«Lejos del fin de la historia, el poder
mundial atraviesa una crisis compleja: entre la decadencia de la
hegemonía estadounidense y un incipiente multilateralismo.
El 9 de noviembre de 1989 cayó el Muro de Berlín. Poco después el
contagio o efecto dominó derrumbaría ya no muros sino a los regímenes
supuestamente socialistas erigidos como resultado de la nueva
constelación geopolítica emergente a fines de la Segunda Guerra Mundial
hasta que, entre fines de 1991 y comienzos de 1992, el proceso
culminaría con la desintegración de la Unión Soviética. Estos
acontecimientos dieron lugar a eufóricas declaraciones por parte de
gobernantes, políticos, periodistas e intelectuales del mal llamado
«mundo libre»: fervientes promesas de paz y prosperidad se escuchaban en
Washington, Bonn, Londres y París, las que en el asfixiante clima
neoliberal de los 90 se repetían hasta el hartazgo en América Latina y
el Caribe.
En esta fragorosa batalla de ideas pocos textos pudieron captar el
clima ideológico imperante en las metrópolis del capitalismo con más
precisión que el libro de Francis Fukuyama, El fin de la historia y el
último hombre, originalmente publicado en 1992. En esa obra se
argumentaba que la Guerra Fría había terminado, y que su resultado final
marcaba el triunfo definitivo de la democracia liberal y el capitalismo
de libre mercado a lo largo y a lo ancho del planeta.

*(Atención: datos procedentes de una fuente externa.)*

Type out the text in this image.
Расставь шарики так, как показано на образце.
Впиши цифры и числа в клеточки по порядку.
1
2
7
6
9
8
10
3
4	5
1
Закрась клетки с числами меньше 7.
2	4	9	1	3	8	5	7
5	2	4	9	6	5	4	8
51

Un cuarto de siglo después las tesis centrales del libro fueron
impiadosamente refutadas por la historia: primero, ésta no terminó sino
que se aceleró, tornándose a la vez más compleja y truculenta. La Guerra
Fría, luego de un paréntesis, retomó impulso con la renovada virulencia
que vemos en estos días; y ni la democracia liberal ni el capitalismo
de libre mercado han triunfado. Por el contrario, atraviesan una crisis
que no pocos se atreven a calificar de terminal. Surgen teorizaciones y
prácticas que hablan de nuevas formas de democracia que superan las
limitaciones de su versión liberal (plasmadas, por ejemplo, en las
constituciones de Bolivia, Ecuador y Venezuela) a la vez que proliferan
los análisis que demuestran que el capitalismo ha chocado contra una
frontera ecológica insuperable.
¿Qué ocurrió después de la caída del Muro? En el plano estrictamente
doméstico, Alemania Federal anexó a la República Democrática Alemana y,
menos de un año más tarde, el 3 de octubre de 1990, el canciller Helmut
Kohl proclamó la reunificación. Ésta se llevó a cabo con un apenas
solapado ánimo de venganza. En los demás países, una vez desaparecida la
Unión Soviética, sus pueblos pudieron preservar su identidad nacional.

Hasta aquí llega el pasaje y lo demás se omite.